From SimanaitisSays, “My favorite Rocky quips: ‘… I’m alone with Iris, who’s wearing a flannel skirt and a little boy’s shirt. Which never looks like that on no little boy.’ And ‘Even in my weak condition, I can appreciate that she’s got more curves than the Jersey Turnpike.’ ” 

Other good quips came from Pat Novak for Hire, a pre-Dragnet radio gig for Jack Webb. A typical line: “She sauntered in, moving slowly from side to side like 118 pounds of warm smoke.”

And to counter all this feminine jazz, there’s Sam Spade saying as a lady pours him a drink: “Yes, up to the lipstick mark.”

A.I. For Good and for Evil, 2023 will be remembered as the Year of Artificial Intelligence. As such, it has been a frequent topic here at SimanaitisSays: A.I. GIGO summed matters up with the familiar adage Garbage In/Garbage Out. A.I. to Revolutionize Weather Prediction describes its potential Good. On Chatbots and Other Hallucinators and More A.I. BS suggest its Evil.

If you identify any other particular themes in the year’s SimanaitisSays, you’re a better characterizer than I am. Each day, it seems, I write more or less whatever comes to mind. And—full disclosure—I delight in giving it a last editing at 6:06 a.m. just after it goes live.

This sure beats running from drugstore to drugstore with an editorial pencil.

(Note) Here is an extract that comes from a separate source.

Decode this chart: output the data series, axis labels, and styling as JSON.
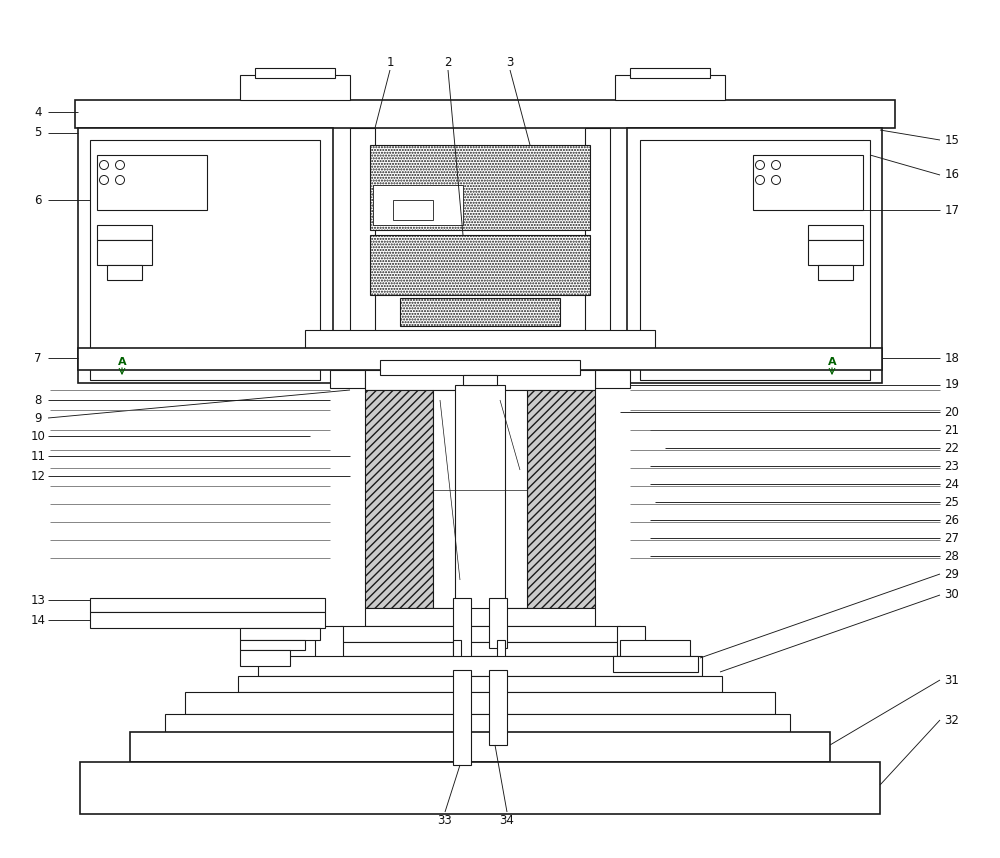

I wish you all a Joyous New Year. ds

© Dennis Simanaitis, SimanaitisSays.com, 2023 

3 comments on “KISSOFF 2023

  1. Mark Williamson
    December 31, 2023
    Mark Williamson's avatar

    Dennis, we appreciate your efforts. SSays is a regular part of my daily routine and continues to enlighten me about things I had no idea I needed to know.

    • simanaitissays
      December 31, 2023
      simanaitissays's avatar

      Thank you, Mark, for your kind words. I didn’t know I needed them either.

  2. Keith Powell
    December 31, 2023
    Keith Powell's avatar

    Hello Dennis, thankyou so much for all your enlightenment over the years, I wish you a wonderful 2024, from Keith Powell in England, R&T devotee from 1965 to it’s demise around 2010.